I find myself developing a loathing of scooters and their riders.

I don’t mean that in a mods and rockers kind of way. Funnily enough proper scooterists, the guys who run old Lambrettas and Vespas, and bikers rub along quite happily these days.

They even turn up at the same rallies and shows, we pass them on the roads to the coast, playing a kind of group leap-frog as they pull over at the roadside one breakdown after another. There is a kind of respect for their perversity in choosing a vehicle that is so mechanically unsuitable for long distance riding.

The scooter riders I loathe are the hoards of non-riders in London who have taken to two wheels to avoid the congestion charge and the horrors of public transport.

On the road they are a liability. Perhaps because they are supposedly easy to ride ‘twist and go’ machines, it is assumed that no training or skill is required. Or fucking common-sense either. So I constantly find them overtaking on the inside, cutting me up and generally entrenching the already homicidal feelings of four wheel users towards anyone on two.

It gets worse when they come to park.

Despite the massive increase in scooters, the London boroughs have not increased the number of bike-parks as this would mean turning over car parking spaces and losing revenue. So bikes and scooters are jammed in solid next to each other in the few bike-parks available. The scooters have no prop stands, and this along and with the engine over the rear-wheel, means they often can take up as much width as the heaviest touring bike.
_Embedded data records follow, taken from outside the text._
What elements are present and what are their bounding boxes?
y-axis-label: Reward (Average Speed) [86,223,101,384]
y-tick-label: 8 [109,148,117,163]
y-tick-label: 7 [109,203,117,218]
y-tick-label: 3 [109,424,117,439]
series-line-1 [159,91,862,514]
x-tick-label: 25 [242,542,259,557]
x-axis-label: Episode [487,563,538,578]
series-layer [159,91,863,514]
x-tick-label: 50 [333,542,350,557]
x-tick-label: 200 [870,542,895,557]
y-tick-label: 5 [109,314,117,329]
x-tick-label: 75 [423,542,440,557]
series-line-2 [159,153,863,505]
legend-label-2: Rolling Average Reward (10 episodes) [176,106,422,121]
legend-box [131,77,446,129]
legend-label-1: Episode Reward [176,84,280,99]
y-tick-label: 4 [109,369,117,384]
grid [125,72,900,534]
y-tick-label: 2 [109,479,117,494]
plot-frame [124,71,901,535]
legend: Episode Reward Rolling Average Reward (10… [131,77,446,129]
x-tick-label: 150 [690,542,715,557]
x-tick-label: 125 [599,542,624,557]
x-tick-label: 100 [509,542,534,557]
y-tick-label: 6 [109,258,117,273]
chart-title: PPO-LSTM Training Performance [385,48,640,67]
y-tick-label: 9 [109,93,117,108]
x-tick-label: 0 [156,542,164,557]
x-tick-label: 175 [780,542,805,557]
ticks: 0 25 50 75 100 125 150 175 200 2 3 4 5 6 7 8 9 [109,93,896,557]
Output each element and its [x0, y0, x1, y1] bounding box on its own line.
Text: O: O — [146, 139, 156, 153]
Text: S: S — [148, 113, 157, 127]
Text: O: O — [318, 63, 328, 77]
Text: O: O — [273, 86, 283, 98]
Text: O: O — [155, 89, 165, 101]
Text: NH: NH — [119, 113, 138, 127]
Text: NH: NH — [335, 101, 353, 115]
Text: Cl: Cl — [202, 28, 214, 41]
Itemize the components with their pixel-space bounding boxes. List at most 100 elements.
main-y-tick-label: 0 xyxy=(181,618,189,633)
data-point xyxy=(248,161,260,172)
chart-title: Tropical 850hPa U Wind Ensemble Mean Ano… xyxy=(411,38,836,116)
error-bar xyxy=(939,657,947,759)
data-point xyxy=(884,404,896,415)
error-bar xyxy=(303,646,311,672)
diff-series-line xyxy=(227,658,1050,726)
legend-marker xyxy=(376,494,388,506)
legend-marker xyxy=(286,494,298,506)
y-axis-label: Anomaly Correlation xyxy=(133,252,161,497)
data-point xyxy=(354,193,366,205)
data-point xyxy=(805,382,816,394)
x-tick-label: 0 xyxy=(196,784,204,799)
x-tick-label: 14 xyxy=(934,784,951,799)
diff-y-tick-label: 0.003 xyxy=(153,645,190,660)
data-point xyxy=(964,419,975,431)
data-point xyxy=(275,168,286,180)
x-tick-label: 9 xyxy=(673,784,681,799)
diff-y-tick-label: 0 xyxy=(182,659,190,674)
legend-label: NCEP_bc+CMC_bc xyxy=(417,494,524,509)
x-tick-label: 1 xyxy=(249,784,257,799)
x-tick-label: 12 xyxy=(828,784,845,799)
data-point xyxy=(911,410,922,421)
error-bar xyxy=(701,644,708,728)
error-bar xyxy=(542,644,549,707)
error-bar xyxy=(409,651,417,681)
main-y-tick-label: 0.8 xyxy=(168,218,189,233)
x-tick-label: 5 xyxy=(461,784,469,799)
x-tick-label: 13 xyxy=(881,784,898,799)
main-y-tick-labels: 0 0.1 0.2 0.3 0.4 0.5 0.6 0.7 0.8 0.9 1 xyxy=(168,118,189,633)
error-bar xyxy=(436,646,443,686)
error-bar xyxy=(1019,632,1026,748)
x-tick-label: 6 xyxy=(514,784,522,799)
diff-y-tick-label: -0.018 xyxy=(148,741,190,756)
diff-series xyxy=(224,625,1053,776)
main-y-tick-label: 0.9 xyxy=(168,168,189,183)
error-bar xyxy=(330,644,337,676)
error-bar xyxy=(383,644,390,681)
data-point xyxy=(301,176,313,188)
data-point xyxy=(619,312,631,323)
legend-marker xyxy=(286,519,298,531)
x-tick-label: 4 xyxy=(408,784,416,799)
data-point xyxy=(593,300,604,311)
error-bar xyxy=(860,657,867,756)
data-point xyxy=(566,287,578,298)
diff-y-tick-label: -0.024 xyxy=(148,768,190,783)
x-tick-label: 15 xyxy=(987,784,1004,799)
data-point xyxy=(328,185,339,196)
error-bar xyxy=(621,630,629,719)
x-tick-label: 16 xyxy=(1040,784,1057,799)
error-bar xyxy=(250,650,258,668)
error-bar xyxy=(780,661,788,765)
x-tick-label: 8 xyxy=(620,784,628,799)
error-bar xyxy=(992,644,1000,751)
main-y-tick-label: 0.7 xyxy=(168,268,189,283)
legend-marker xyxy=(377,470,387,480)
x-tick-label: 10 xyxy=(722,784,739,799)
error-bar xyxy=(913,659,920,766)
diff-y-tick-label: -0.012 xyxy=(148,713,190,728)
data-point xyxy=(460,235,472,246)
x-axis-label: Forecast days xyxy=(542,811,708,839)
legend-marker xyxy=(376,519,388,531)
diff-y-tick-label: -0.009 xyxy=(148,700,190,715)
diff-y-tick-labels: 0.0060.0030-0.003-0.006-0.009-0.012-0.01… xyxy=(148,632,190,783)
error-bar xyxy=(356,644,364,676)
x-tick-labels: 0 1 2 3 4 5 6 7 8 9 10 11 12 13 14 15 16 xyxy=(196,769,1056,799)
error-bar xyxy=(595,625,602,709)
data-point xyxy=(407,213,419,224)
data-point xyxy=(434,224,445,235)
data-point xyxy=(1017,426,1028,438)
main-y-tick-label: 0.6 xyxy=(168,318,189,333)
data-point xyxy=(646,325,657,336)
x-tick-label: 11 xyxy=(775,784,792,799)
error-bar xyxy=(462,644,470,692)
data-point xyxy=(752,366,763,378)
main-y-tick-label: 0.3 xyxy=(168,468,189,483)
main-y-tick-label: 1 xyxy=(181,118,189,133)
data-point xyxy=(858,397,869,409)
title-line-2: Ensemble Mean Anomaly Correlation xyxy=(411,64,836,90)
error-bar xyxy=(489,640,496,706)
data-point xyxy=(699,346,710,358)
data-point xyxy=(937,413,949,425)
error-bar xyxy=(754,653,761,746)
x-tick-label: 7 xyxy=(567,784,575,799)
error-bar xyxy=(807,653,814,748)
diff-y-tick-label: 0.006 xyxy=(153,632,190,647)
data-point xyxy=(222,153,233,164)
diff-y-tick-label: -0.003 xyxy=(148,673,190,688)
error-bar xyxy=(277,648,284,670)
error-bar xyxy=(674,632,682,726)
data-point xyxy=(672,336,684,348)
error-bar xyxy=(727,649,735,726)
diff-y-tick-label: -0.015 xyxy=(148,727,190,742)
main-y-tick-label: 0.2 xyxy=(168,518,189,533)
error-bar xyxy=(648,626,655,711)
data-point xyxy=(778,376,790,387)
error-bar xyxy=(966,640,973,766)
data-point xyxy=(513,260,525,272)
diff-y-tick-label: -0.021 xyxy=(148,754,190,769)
The riders have no sense of biking etiquette or camaraderie: Four times now I’ve come back to my bike to find it damaged by scooters jammed in solid alongside it. I’ve had my speedo smashed, a mirror cracked, my number-plate broken in half and now scratches put down the side of my exhaust. And never once a note of apology or contact details left. On the other-hand I damaged a bike I was parked alongside last year. I felt mortified and obligated to do the right the thing. It cost me about £200 and a bottle of Jack Daniels, but I would expect any other biker to do the same in return.

Why don’t these tossers just learn to ride and get themselves a little trail bike for the city? Or better still, stay on the bus?